Our degree courses
We offer the following degree courses. Both have exactly the same course structure and Psychology content:
- Single Honours BA in Psychology - UCAS code C802
- Single Honours BSc in Psychology - UCAS code C800
Virtually all degree courses at the University of Sheffield are modular. To be awarded a degree involving Psychology you must obtain 360 credits - that is 120 credits at each of the three levels (years) of study.
Credits are obtained through taking modules. A full module is worth 20 credits, while a half-module is 10 credits.
Modules are either "core" (compulsory), "approved" (recommended) or "unrestricted" (free choice).
Assessment takes place at the end of the semester in which the module or half-module is taken. Most modules in Psychology are assessed by examination, although a number of Level 2 and 3 modules are assessed by coursework.
What is Psychology?
Standard textbook definitions go some way towards providing an answer:
- 'Psychology is the scientific study of behaviour and mental activity'
Perhaps a more helpful way of revealing the nature of psychology is to list some of the current research questions staff in the Department of Psychology at Sheffield investigate:
- How do our memories work?
- To what extent can computers be made to think like humans, or indeed to 'think' at all?

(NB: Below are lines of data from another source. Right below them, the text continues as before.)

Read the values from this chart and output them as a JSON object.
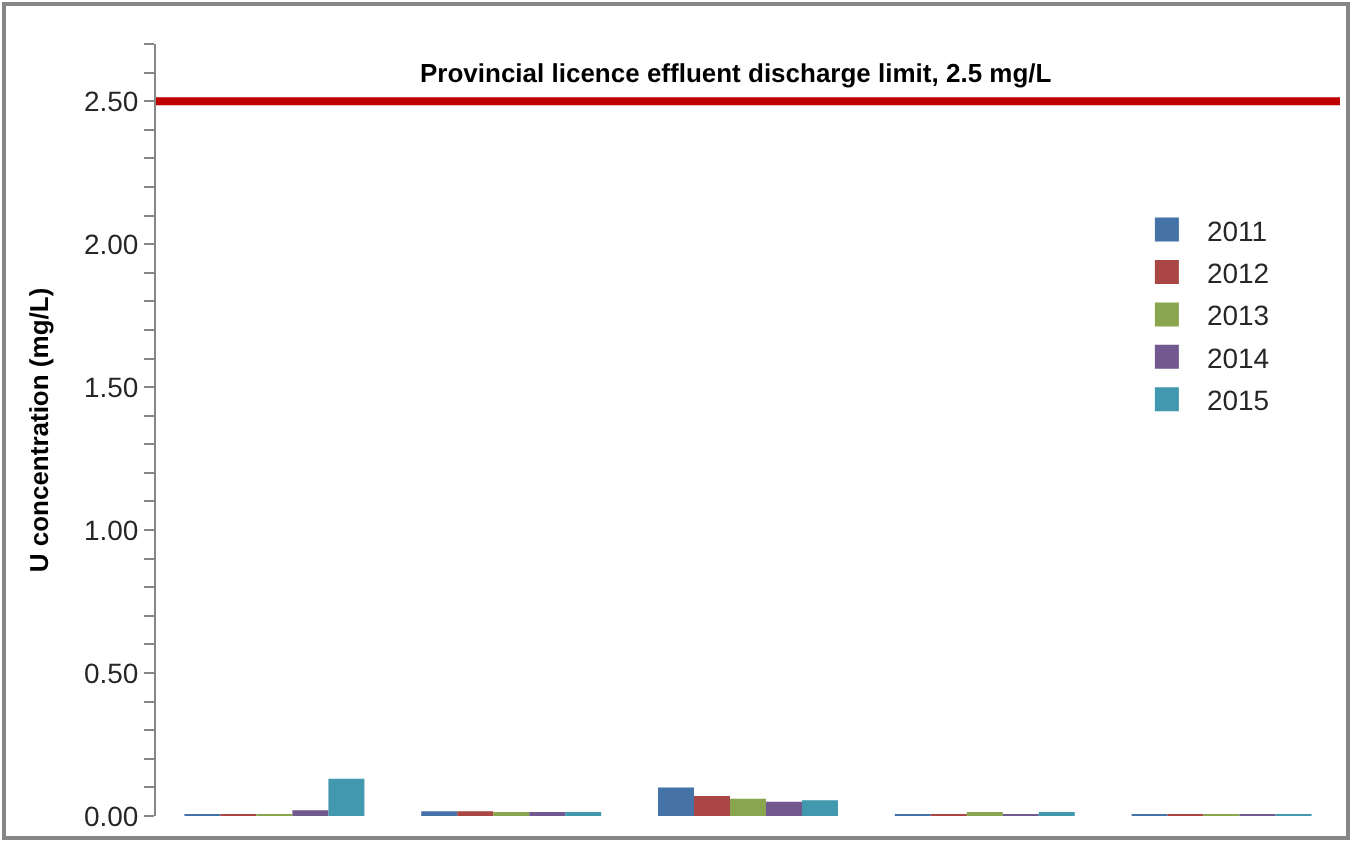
{
  "chart_data": {
    "type": "bar",
    "ylabel": "U concentration (mg/L)",
    "categories": [
      null,
      null,
      null,
      null,
      null
    ],
    "series": [
      {
        "name": "2011",
        "color": "#4572a7",
        "values": [
          0.005,
          0.017,
          0.1,
          0.005,
          0.005
        ]
      },
      {
        "name": "2012",
        "color": "#aa4643",
        "values": [
          0.005,
          0.017,
          0.07,
          0.005,
          0.005
        ]
      },
      {
        "name": "2013",
        "color": "#89a54e",
        "values": [
          0.005,
          0.01,
          0.06,
          0.01,
          0.005
        ]
      },
      {
        "name": "2014",
        "color": "#71588f",
        "values": [
          0.02,
          0.01,
          0.05,
          0.005,
          0.005
        ]
      },
      {
        "name": "2015",
        "color": "#4198af",
        "values": [
          0.13,
          0.01,
          0.055,
          0.01,
          0.005
        ]
      }
    ],
    "ylim": [
      0,
      2.7
    ],
    "yticks": [
      {
        "value": 0,
        "label": "0.00"
      },
      {
        "value": 0.1,
        "label": null
      },
      {
        "value": 0.2,
        "label": null
      },
      {
        "value": 0.3,
        "label": null
      },
      {
        "value": 0.4,
        "label": null
      },
      {
        "value": 0.5,
        "label": "0.50"
      },
      {
        "value": 0.6,
        "label": null
      },
      {
        "value": 0.7,
        "label": null
      },
      {
        "value": 0.8,
        "label": null
      },
      {
        "value": 0.9,
        "label": null
      },
      {
        "value": 1.0,
        "label": "1.00"
      },
      {
        "value": 1.1,
        "label": null
      },
      {
        "value": 1.2,
        "label": null
      },
      {
        "value": 1.3,
        "label": null
      },
      {
        "value": 1.4,
        "label": null
      },
      {
        "value": 1.5,
        "label": "1.50"
      },
      {
        "value": 1.6,
        "label": null
      },
      {
        "value": 1.7,
        "label": null
      },
      {
        "value": 1.8,
        "label": null
      },
      {
        "value": 1.9,
        "label": null
      },
      {
        "value": 2.0,
        "label": "2.00"
      },
      {
        "value": 2.1,
        "label": null
      },
      {
        "value": 2.2,
        "label": null
      },
      {
        "value": 2.3,
        "label": null
      },
      {
        "value": 2.4,
        "label": null
      },
      {
        "value": 2.5,
        "label": "2.50"
      },
      {
        "value": 2.6,
        "label": null
      },
      {
        "value": 2.7,
        "label": null
      }
    ],
    "ref_lines": [
      {
        "axis": "y",
        "value": 2.5,
        "label": "Provincial licence effluent discharge limit, 2.5 mg/L",
        "color": "#c00000"
      }
    ],
    "legend": "right",
    "tick_labels": "y"
  }
}
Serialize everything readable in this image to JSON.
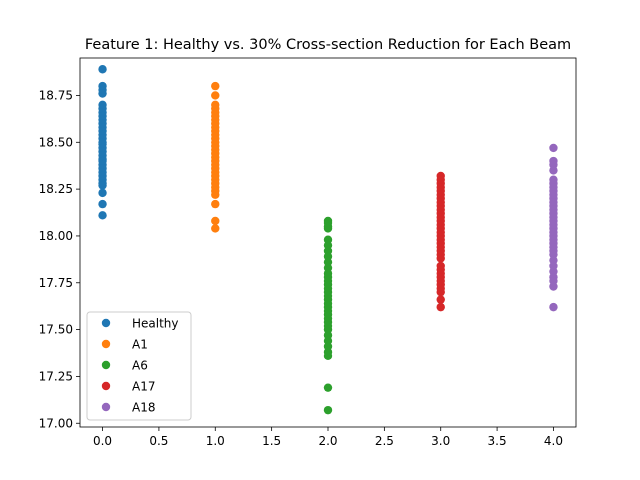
{
  "chart_data": {
    "type": "scatter",
    "title": "Feature 1: Healthy vs. 30% Cross-section Reduction for Each Beam",
    "xlabel": "",
    "ylabel": "",
    "xlim": [
      -0.2,
      4.2
    ],
    "ylim": [
      16.98,
      18.95
    ],
    "xticks": [
      0.0,
      0.5,
      1.0,
      1.5,
      2.0,
      2.5,
      3.0,
      3.5,
      4.0
    ],
    "xtick_labels": [
      "0.0",
      "0.5",
      "1.0",
      "1.5",
      "2.0",
      "2.5",
      "3.0",
      "3.5",
      "4.0"
    ],
    "yticks": [
      17.0,
      17.25,
      17.5,
      17.75,
      18.0,
      18.25,
      18.5,
      18.75
    ],
    "ytick_labels": [
      "17.00",
      "17.25",
      "17.50",
      "17.75",
      "18.00",
      "18.25",
      "18.50",
      "18.75"
    ],
    "grid": false,
    "legend_position": "lower-left",
    "series": [
      {
        "name": "Healthy",
        "color": "#1f77b4",
        "x": 0,
        "y": [
          18.89,
          18.8,
          18.78,
          18.76,
          18.7,
          18.68,
          18.66,
          18.64,
          18.62,
          18.6,
          18.58,
          18.56,
          18.54,
          18.52,
          18.5,
          18.49,
          18.47,
          18.45,
          18.43,
          18.41,
          18.4,
          18.38,
          18.36,
          18.34,
          18.32,
          18.3,
          18.28,
          18.27,
          18.23,
          18.17,
          18.11
        ]
      },
      {
        "name": "A1",
        "color": "#ff7f0e",
        "x": 1,
        "y": [
          18.8,
          18.75,
          18.7,
          18.68,
          18.66,
          18.64,
          18.62,
          18.6,
          18.58,
          18.56,
          18.54,
          18.52,
          18.5,
          18.48,
          18.46,
          18.44,
          18.42,
          18.4,
          18.38,
          18.36,
          18.34,
          18.32,
          18.3,
          18.28,
          18.26,
          18.24,
          18.22,
          18.17,
          18.08,
          18.04
        ]
      },
      {
        "name": "A6",
        "color": "#2ca02c",
        "x": 2,
        "y": [
          18.08,
          18.07,
          18.05,
          18.04,
          17.98,
          17.95,
          17.92,
          17.89,
          17.86,
          17.83,
          17.8,
          17.78,
          17.76,
          17.74,
          17.72,
          17.7,
          17.68,
          17.66,
          17.64,
          17.62,
          17.6,
          17.58,
          17.56,
          17.54,
          17.52,
          17.5,
          17.47,
          17.44,
          17.41,
          17.38,
          17.36,
          17.19,
          17.07
        ]
      },
      {
        "name": "A17",
        "color": "#d62728",
        "x": 3,
        "y": [
          18.32,
          18.3,
          18.28,
          18.26,
          18.24,
          18.22,
          18.2,
          18.18,
          18.16,
          18.14,
          18.12,
          18.1,
          18.08,
          18.06,
          18.04,
          18.02,
          18.0,
          17.98,
          17.96,
          17.94,
          17.92,
          17.9,
          17.88,
          17.84,
          17.82,
          17.8,
          17.78,
          17.76,
          17.74,
          17.72,
          17.7,
          17.66,
          17.62
        ]
      },
      {
        "name": "A18",
        "color": "#9467bd",
        "x": 4,
        "y": [
          18.47,
          18.4,
          18.38,
          18.35,
          18.3,
          18.28,
          18.26,
          18.24,
          18.22,
          18.2,
          18.18,
          18.16,
          18.14,
          18.12,
          18.1,
          18.08,
          18.06,
          18.04,
          18.02,
          18.0,
          17.98,
          17.96,
          17.94,
          17.92,
          17.9,
          17.87,
          17.84,
          17.81,
          17.78,
          17.76,
          17.73,
          17.62
        ]
      }
    ]
  }
}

- Which neural circuits are affected in conditions such as Parkinson's disease, schizophrenia and hypertension? Can these circuits be repaired?
- To what extent are environmental factors implicated in psychological disorders?
- What adverse effects can smoking, drugs and malnutrition have on an embryo?
- Why and how does language develop so rapidly in the normal child?
- How does binocular vision provide us with three dimension perception?
- How does loss of consciousness affect cognition?
- What factors predict the adoption of health-promoting behaviours such as exercise?
- What are the social aspects of chronic disease and disability?
- Can young children understand and use maps?
A degree in Psychology encompasses may different strands of research into human behaviour, including the biological bases of behaviour, theories and models of cognitive process, development through the life span, and human social interaction.
Psychology is thus a wide field of enquiry which has important links with the biological sciences on the one hand and on the social sciences on the other.*
(* Psychology is not the same thing as psychiatry, which is a branch of medicine concerned with the understanding and treating of mental illness, although many psychologists are interested in this topic.)